Воспоминания доконают меня. Нужно спать.
Нас уплотняли и уплотняли. К Новому Году наплыв детей превзошел все мыслимые нормы. Нас укладывали спать по трое на койке. В группах на ночь ставили матерчатые раскладушки. Одинокими песчинками несло к нам нечаянно выживших детей, извергнутых пастью кровавой мясорубки.
Каждый новый сосед по столу уменьшал шансы вырваться из приемика. Но об этом не думалось. Все воспринималось как оно есть, без ропота, с робкой надеждой. К окошку не пробиться, — вот что заботило, вот что было понятно.
Кто-то из малышей накапал начальнице о ежевечернем буйстве. Предъявил раскровавленный нос, поплакался о том, что мешают спать. Оxрану мелюзги вменили в обязанность Марухе. Угрозой увольнения и выселения ее обязали не пускать никого к малолеткам. Нас, ребят из старшей группы, прогнали в мужскую спальню, насквозь продуваемую всеми ветрами. Пронзительный холод властвовал здесь безраздельно, легко проникал сквозь закупоренные окна, шутя одолевал жалкие волны тепла, исходящие от печки.
Вечера надвигались как пытки. Разгулье дымилось здесь допоздна, как в полночном шалмане, и первые недели в теплой спальне казались теперь вполне сносными.
Моим соседом по постели стал Царь. Наша койка стояла у открытого стенного проема, выходящего в прихожую. Койка была не на месте, на нее натыкались и входящие, и выxодяшие. Выпуклости свалявшегося ватного матраса торчали сквозь широкие дыры гамака пружинной сетки, уцелевшей едва ли наполовину. По этой причине нам не подселили третьего.
Царь орошал по ночам постель. Он очень деликатно жался к самому краю койки, но подтекало и под меня. И неожиданно, без внятных причин, эта беда пристала и ко мне. Вскоре недуг ночного недержания, как эпидемия, охватил добрую половину ребят. Прудил под себя и Горбатый, и спавший с ним Педя.
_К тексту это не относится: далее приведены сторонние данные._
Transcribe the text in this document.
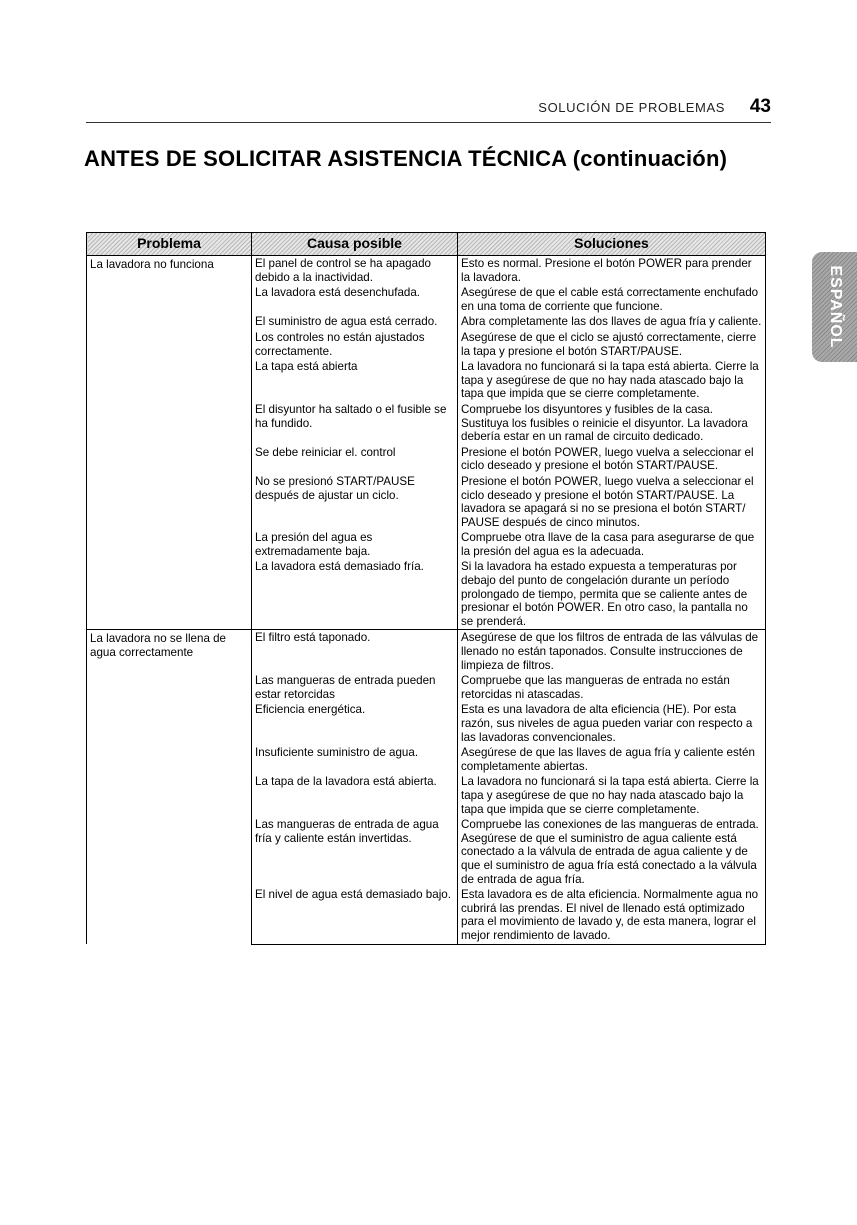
SOLUCIÓN DE PROBLEMAS 43
ANTES DE SOLICITAR ASISTENCIA TÉCNICA (continuación)
ESPAÑOL
Problema	Causa posible	Soluciones
La lavadora no funciona	El panel de control se ha apagado debido a la inactividad.	Esto es normal. Presione el botón POWER para prender la lavadora.
	La lavadora está desenchufada.	Asegúrese de que el cable está correctamente enchufado en una toma de corriente que funcione.
	El suministro de agua está cerrado.	Abra completamente las dos llaves de agua fría y caliente.
	Los controles no están ajustados correctamente.	Asegúrese de que el ciclo se ajustó correctamente, cierre la tapa y presione el botón START/PAUSE.
	La tapa está abierta	La lavadora no funcionará si la tapa está abierta. Cierre la tapa y asegúrese de que no hay nada atascado bajo la tapa que impida que se cierre completamente.
	El disyuntor ha saltado o el fusible se ha fundido.	Compruebe los disyuntores y fusibles de la casa. Sustituya los fusibles o reinicie el disyuntor. La lavadora debería estar en un ramal de circuito dedicado.
	Se debe reiniciar el. control	Presione el botón POWER, luego vuelva a seleccionar el ciclo deseado y presione el botón START/PAUSE.
	No se presionó START/PAUSE después de ajustar un ciclo.	Presione el botón POWER, luego vuelva a seleccionar el ciclo deseado y presione el botón START/PAUSE. La lavadora se apagará si no se presiona el botón START/ PAUSE después de cinco minutos.
	La presión del agua es extremadamente baja.	Compruebe otra llave de la casa para asegurarse de que la presión del agua es la adecuada.
	La lavadora está demasiado fría.	Si la lavadora ha estado expuesta a temperaturas por debajo del punto de congelación durante un período prolongado de tiempo, permita que se caliente antes de presionar el botón POWER. En otro caso, la pantalla no se prenderá.
La lavadora no se llena de agua correctamente	El filtro está taponado.	Asegúrese de que los filtros de entrada de las válvulas de llenado no están taponados. Consulte instrucciones de limpieza de filtros.
	Las mangueras de entrada pueden estar retorcidas	Compruebe que las mangueras de entrada no están retorcidas ni atascadas.
	Eficiencia energética.	Esta es una lavadora de alta eficiencia (HE). Por esta razón, sus niveles de agua pueden variar con respecto a las lavadoras convencionales.
	Insuficiente suministro de agua.	Asegúrese de que las llaves de agua fría y caliente estén completamente abiertas.
	La tapa de la lavadora está abierta.	La lavadora no funcionará si la tapa está abierta. Cierre la tapa y asegúrese de que no hay nada atascado bajo la tapa que impida que se cierre completamente.
	Las mangueras de entrada de agua fría y caliente están invertidas.	Compruebe las conexiones de las mangueras de entrada. Asegúrese de que el suministro de agua caliente está conectado a la válvula de entrada de agua caliente y de que el suministro de agua fría está conectado a la válvula de entrada de agua fría.
	El nivel de agua está demasiado bajo.	Esta lavadora es de alta eficiencia. Normalmente agua no cubrirá las prendas. El nivel de llenado está optimizado para el movimiento de lavado y, de esta manera, lograr el mejor rendimiento de lavado.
К утру спальня выстывала так сильно, что корочка льда схватывала потеки на полу под койками. Мы скрючивались улитками, поджимали колени к подбородкам, натягивали на уши тонкие байковые одеяльца, а ночью скатывались в объятия друг другу. Проснувшись, не разбирали, кто подпустил?
Хорошо, что спим врозь, — думал я о брате. Не хватало и ему этой напасти!
Днем Горбатый и Педя меняли свою измоченную постель на сухую с любой койки. Со временем все матрасы задубели и отличались лишь различной степенью влажности. От них разило мертвящим, выедающим глаза и ноздри зловонием. Желтые, не менее вонючие простыни были жестки как накрахмаленные.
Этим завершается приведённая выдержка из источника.